The commentary from BMO Capital’s analyst, Keely Bania, highlighted the company’s consistent outperformance in the convenience store sector. Bania mentioned the slight year-over-year rise in CPG margins after adjusting for the acquisition’s impact. Bania also indicated tweaks to their financial model, mainly pertaining to the Fikes/CEFCO acquisition, which has been cautiously estimated but is anticipated to contribute more significantly in future quarters.
Casey’s General Stores is also experimenting with adding wings to its already extensive prepared food selection, which BMO suggested as a potential factor to watch. However, the firm’s stance remains at Market Perform, primarily due to valuation concerns.
The report by BMO Capital comes after Casey’s General Stores reported earnings that outstripped forecasts, demonstrating strong performance with diluted earnings per share of $14.35 over the last twelve months. The Fikes/CEFCO acquisition is expected to play a more prominent role in Casey’s financials going forward, as per BMO’s conservative projections. According to InvestingPro, the company has maintained dividend payments for 36 consecutive years, with a 16.28% dividend growth in the last year.

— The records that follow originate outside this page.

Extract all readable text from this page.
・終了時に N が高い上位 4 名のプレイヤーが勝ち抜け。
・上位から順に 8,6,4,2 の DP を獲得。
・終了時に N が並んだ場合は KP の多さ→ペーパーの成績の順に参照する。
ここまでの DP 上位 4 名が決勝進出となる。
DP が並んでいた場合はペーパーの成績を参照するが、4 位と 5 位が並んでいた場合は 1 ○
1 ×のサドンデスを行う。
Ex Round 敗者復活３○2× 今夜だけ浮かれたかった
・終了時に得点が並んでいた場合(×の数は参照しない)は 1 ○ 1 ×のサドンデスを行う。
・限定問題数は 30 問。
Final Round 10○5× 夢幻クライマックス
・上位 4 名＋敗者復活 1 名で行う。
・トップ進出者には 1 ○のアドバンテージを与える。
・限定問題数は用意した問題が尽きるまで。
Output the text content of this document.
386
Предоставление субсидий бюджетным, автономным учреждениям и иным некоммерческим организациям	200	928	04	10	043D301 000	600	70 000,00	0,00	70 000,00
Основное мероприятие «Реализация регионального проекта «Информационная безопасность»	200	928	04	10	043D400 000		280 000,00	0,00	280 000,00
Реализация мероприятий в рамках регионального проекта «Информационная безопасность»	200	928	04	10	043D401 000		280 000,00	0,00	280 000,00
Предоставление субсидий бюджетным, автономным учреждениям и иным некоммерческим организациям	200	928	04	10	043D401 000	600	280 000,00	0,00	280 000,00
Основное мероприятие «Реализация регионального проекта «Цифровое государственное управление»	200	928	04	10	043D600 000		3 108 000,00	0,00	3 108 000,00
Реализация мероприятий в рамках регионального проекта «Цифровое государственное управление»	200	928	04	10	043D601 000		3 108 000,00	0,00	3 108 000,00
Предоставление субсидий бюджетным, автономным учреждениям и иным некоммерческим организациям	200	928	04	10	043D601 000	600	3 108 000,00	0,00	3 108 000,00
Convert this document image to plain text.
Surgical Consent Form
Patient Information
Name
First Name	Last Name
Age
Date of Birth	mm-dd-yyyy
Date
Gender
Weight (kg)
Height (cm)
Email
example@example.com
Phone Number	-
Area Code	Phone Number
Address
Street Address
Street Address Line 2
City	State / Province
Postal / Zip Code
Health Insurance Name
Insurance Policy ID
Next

Casey’s General Stores continues to innovate within its product offerings, with the test introduction of wings in its prepared food lineup, which could serve as an additional growth driver for the company. Nevertheless, BMO Capital maintains a cautious outlook on the stock’s valuation, which underpins their Market Perform rating. This aligns with InvestingPro’s analysis indicating the stock is currently overvalued, trading at a P/E ratio of 27.11x. Casey’s General Stores’ stock price target remains unchanged at $450.00 according to BMO Capital’s assessment. For deeper insights into Casey’s valuation and growth prospects, including 8 additional ProTips and comprehensive financial metrics, visit InvestingPro.

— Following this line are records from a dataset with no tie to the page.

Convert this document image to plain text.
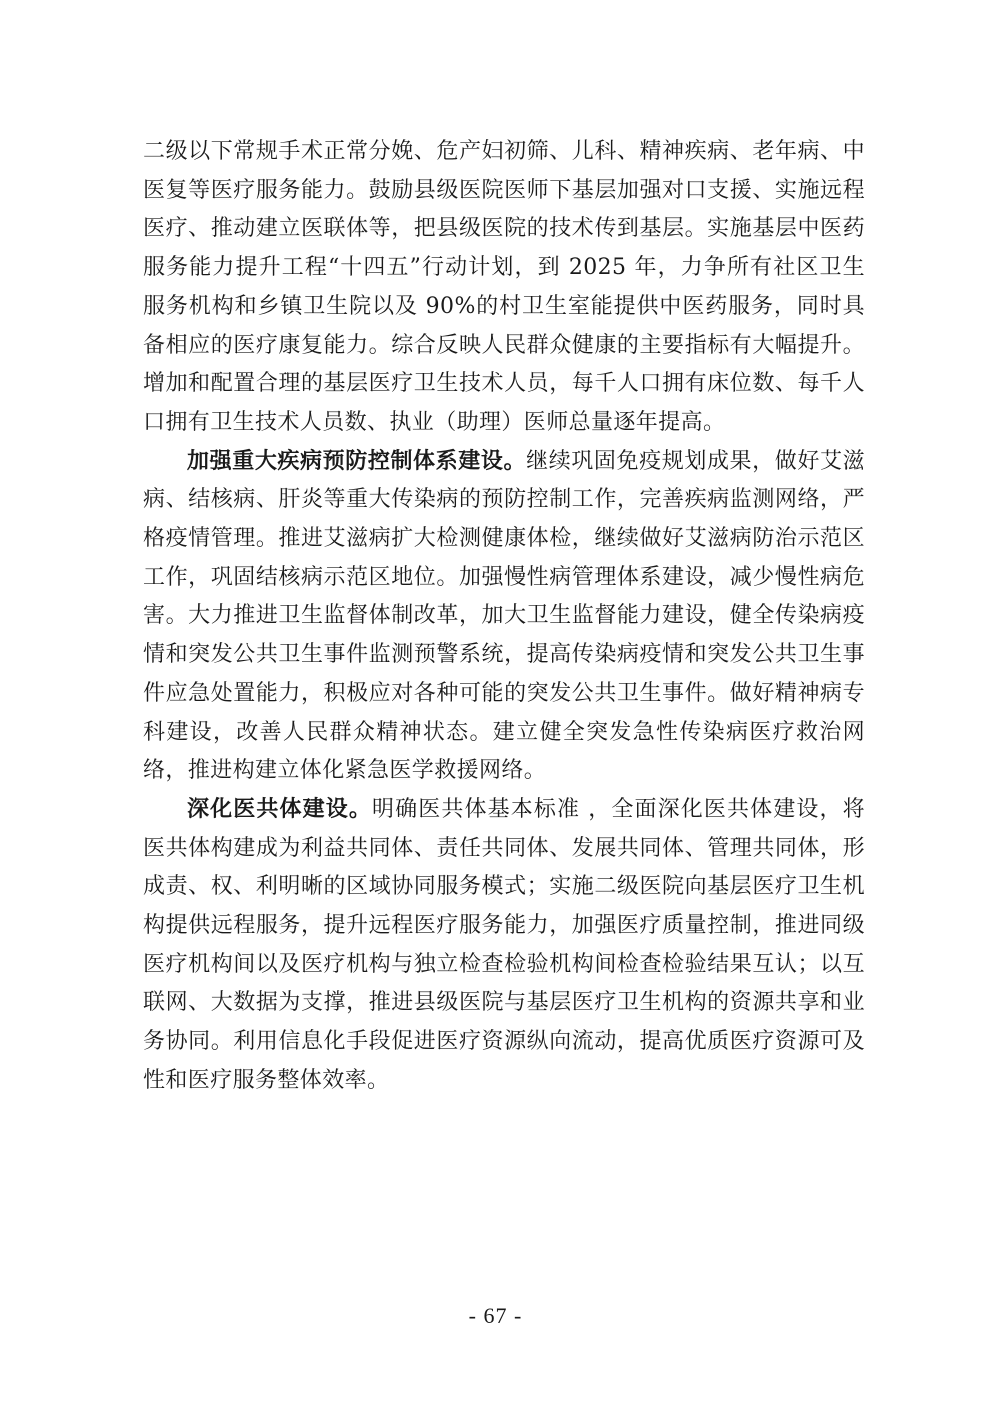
二级以下常规手术正常分娩、危产妇初筛、儿科、精神疾病、老年病、中医复等医疗服务能力。鼓励县级医院医师下基层加强对口支援、实施远程医疗、推动建立医联体等，把县级医院的技术传到基层。实施基层中医药服务能力提升工程“十四五”行动计划，到 2025 年，力争所有社区卫生服务机构和乡镇卫生院以及 90%的村卫生室能提供中医药服务，同时具备相应的医疗康复能力。综合反映人民群众健康的主要指标有大幅提升。增加和配置合理的基层医疗卫生技术人员，每千人口拥有床位数、每千人口拥有卫生技术人员数、执业（助理）医师总量逐年提高。

加强重大疾病预防控制体系建设。继续巩固免疫规划成果，做好艾滋病、结核病、肝炎等重大传染病的预防控制工作，完善疾病监测网络，严格疫情管理。推进艾滋病扩大检测健康体检，继续做好艾滋病防治示范区工作，巩固结核病示范区地位。加强慢性病管理体系建设，减少慢性病危害。大力推进卫生监督体制改革，加大卫生监督能力建设，健全传染病疫情和突发公共卫生事件监测预警系统，提高传染病疫情和突发公共卫生事件应急处置能力，积极应对各种可能的突发公共卫生事件。做好精神病专科建设，改善人民群众精神状态。建立健全突发急性传染病医疗救治网络，推进构建立体化紧急医学救援网络。

深化医共体建设。明确医共体基本标准 ，全面深化医共体建设，将医共体构建成为利益共同体、责任共同体、发展共同体、管理共同体，形成责、权、利明晰的区域协同服务模式；实施二级医院向基层医疗卫生机构提供远程服务，提升远程医疗服务能力，加强医疗质量控制，推进同级医疗机构间以及医疗机构与独立检查检验机构间检查检验结果互认；以互联网、大数据为支撑，推进县级医院与基层医疗卫生机构的资源共享和业务协同。利用信息化手段促进医疗资源纵向流动，提高优质医疗资源可及性和医疗服务整体效率。

- 67 -
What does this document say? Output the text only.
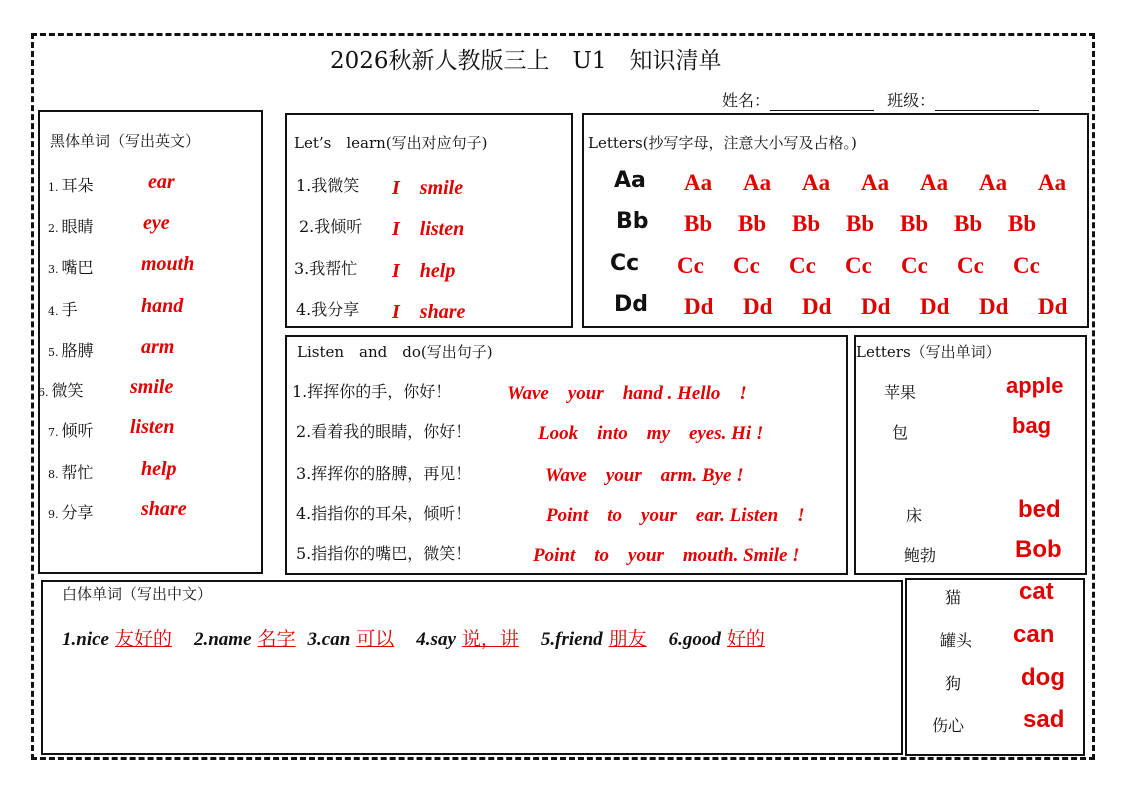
2026秋新人教版三上　U1　知识清单
姓名：	班级：
黑体单词（写出英文）
1. 耳朵	ear
2. 眼睛 eye
3. 嘴巴 mouth
4. 手	hand
5. 胳膊 arm
6. 微笑 smile
7. 倾听 listen
8. 帮忙 help
9. 分享 share
Let’s　learn(写出对应句子)
1.我微笑 I　smile
2.我倾听 I　listen
3.我帮忙 I　help
4.我分享 I　share
Letters(抄写字母，注意大小写及占格。)
Aa Aa Aa Aa Aa Aa Aa Aa
Bb Bb Bb Bb Bb Bb Bb Bb
Cc Cc Cc Cc Cc Cc Cc Cc
Dd Dd Dd Dd Dd Dd Dd Dd
Listen　and　do(写出句子)
1.挥挥你的手，你好！	Wave　your　hand . Hello　!
2.看着我的眼睛，你好！	Look　into　my　eyes. Hi !
3.挥挥你的胳膊，再见！	Wave　your　arm. Bye !
4.指指你的耳朵，倾听！	Point　to　your　ear. Listen　!
5.指指你的嘴巴，微笑！	Point　to　your　mouth. Smile !
Letters（写出单词）
苹果	apple
包	bag
床	bed
鲍勃	Bob
猫 cat
罐头 can
狗 dog
伤心 sad
白体单词（写出中文）
1.nice 友好的 2.name 名字 3.can 可以 4.say 说，讲 5.friend 朋友 6.good 好的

In other recent news, Casey’s General Stores reported robust financial results for the first quarter of 2025, with earnings per share (EPS) of $2.33, surpassing the forecasted $2.03. The company’s revenue also exceeded projections, reaching $3.9 billion compared to the anticipated $3.76 billion. This performance was complemented by a 15.3% growth in inside sales, driven by prepared food and energy drinks. Additionally, the effective tax rate decreased to 19.2%, enhancing profitability. RBC Capital Markets responded to these strong results by raising its price target for Casey’s General Stores from $430 to $438, maintaining a Sector Perform rating. The firm’s analyst, Irene Nattel, noted the positive impact of the recent acquisition of Buchanan Energy and its Bucky’s Convenience Stores. Despite these successes, Casey’s General Stores faces potential challenges, including cost pressures and consumer spending concerns in lower-income segments.